Interestingly, the industries themselves are driving this change. Equinor’s H2H Saltend project is applying Johnson Matthey’s LCHTM technology to produce hydrogen from natural gas with over a 95% carbon capture and storage (CCS) rate. This hydrogen will be used to reduce the emissions of the Saltend Chemical Parks by up to a third, as well as support the decarbonisation of the British Steel, one of the only two steel works in the UK. 

Elsewhere in the UK, in two world-firsts, Unilever and Pilkington UK recently demonstrated the use of 100% hydrogen-firing for consumer goods production and flat glass production, respectively. 

Fuel-feedstock duality

From fuels to pharmaceuticals to plastics, the chemicals on which the world relies are predominantly made of two elements: carbon and hydrogen. As the chemical industry pivots away from fossil feedstocks towards more sustainable carbon sources such as biomass, waste and captured CO2, non-fossil hydrogen feedstocks are also needed. Here electrolytic hydrogen, produced from water using renewable electricity, has a key role to play. 

For example, in Spain, Repsol and Aramco will use Johnson Matthey’s pioneering FT CANSTM and HyCOgenTM technologies to transform renewable hydrogen and CO2 from the air into ultra-low emission fuels. In the deserted Magallanes region of Chile, the futuristic Haru Oni project is converting the same green feedstocks into sustainable methanol and gasoline. And by combining renewable hydrogen with nitrogen captured directly from the air, Siemens Energy recently demonstrated green ammonia production for sustainable fertilisers or sustainable shipping fuel. 

Hydrogen: in for the long haul

While the hydrogen hype initially revolved around passenger cars, the automotive industry is increasingly recognising the critical role hydrogen fuel cell electric vehicles (FCEVs) will play in long-haul transport. In the heavy-duty sector, FCEVs offer longer range, faster refuelling and lower cost of ownership than battery electric vehicles. 

FCEVs are still in the early stages of adoption. According to the IEA, there are currently over seventy thousand on the road globally, with buses and trucks each constituting almost 10%. And China, historically a step ahead in the fuel cell space, is home to the large majority of these trucks and buses. 

But the market for heavy-duty FCEVs is expected to continue to expand both in and outside of China. Driven by policies such as the global memorandum of understanding on zero-emission medium and heavy-duty vehicles signed by 16 countries, we’ve seen more investment announcements from big players (e.g. Hyzon, Toyota, Daimler and Hyundai). 
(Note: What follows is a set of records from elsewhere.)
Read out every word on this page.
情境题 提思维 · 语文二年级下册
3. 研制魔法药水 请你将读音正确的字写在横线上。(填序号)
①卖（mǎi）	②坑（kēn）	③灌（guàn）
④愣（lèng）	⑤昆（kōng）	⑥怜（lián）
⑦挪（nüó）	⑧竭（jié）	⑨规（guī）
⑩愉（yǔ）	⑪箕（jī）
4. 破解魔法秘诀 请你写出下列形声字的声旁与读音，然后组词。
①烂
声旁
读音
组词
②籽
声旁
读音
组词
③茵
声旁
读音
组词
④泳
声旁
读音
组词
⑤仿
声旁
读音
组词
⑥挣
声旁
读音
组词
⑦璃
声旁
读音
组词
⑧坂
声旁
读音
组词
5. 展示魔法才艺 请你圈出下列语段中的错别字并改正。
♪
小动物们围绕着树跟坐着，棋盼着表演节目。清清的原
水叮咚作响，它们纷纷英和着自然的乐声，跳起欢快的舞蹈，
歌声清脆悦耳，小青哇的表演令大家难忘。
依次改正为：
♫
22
Unlocking the enormous potential of hydrogen

To realise hydrogen’s true potential, governmental incentives and regulation, such as the recent US Inflation Reduction Act, are required to encourage further investment in technology and, critically, infrastructure development. While localised hydrogen production plants near end-use facilities will be available, most hydrogen will likely be produced where space and resources allow. So hydrogen transport will be critical. And for renewable hydrogen production especially, storage infrastructure will help cope with the intermittency of production vs demand. 

In the meantime, it is easy to get distracted by debates over applications that are easily relatable to consumers, like hydrogen-fuelled boilers for home heating or fuel cell cars. Hydrogen will undoubtedly be used to great effect in these markets, however its starring role in the net zero story is as an alternative to direct electrification in the decarbonisation of heavy industry and transport.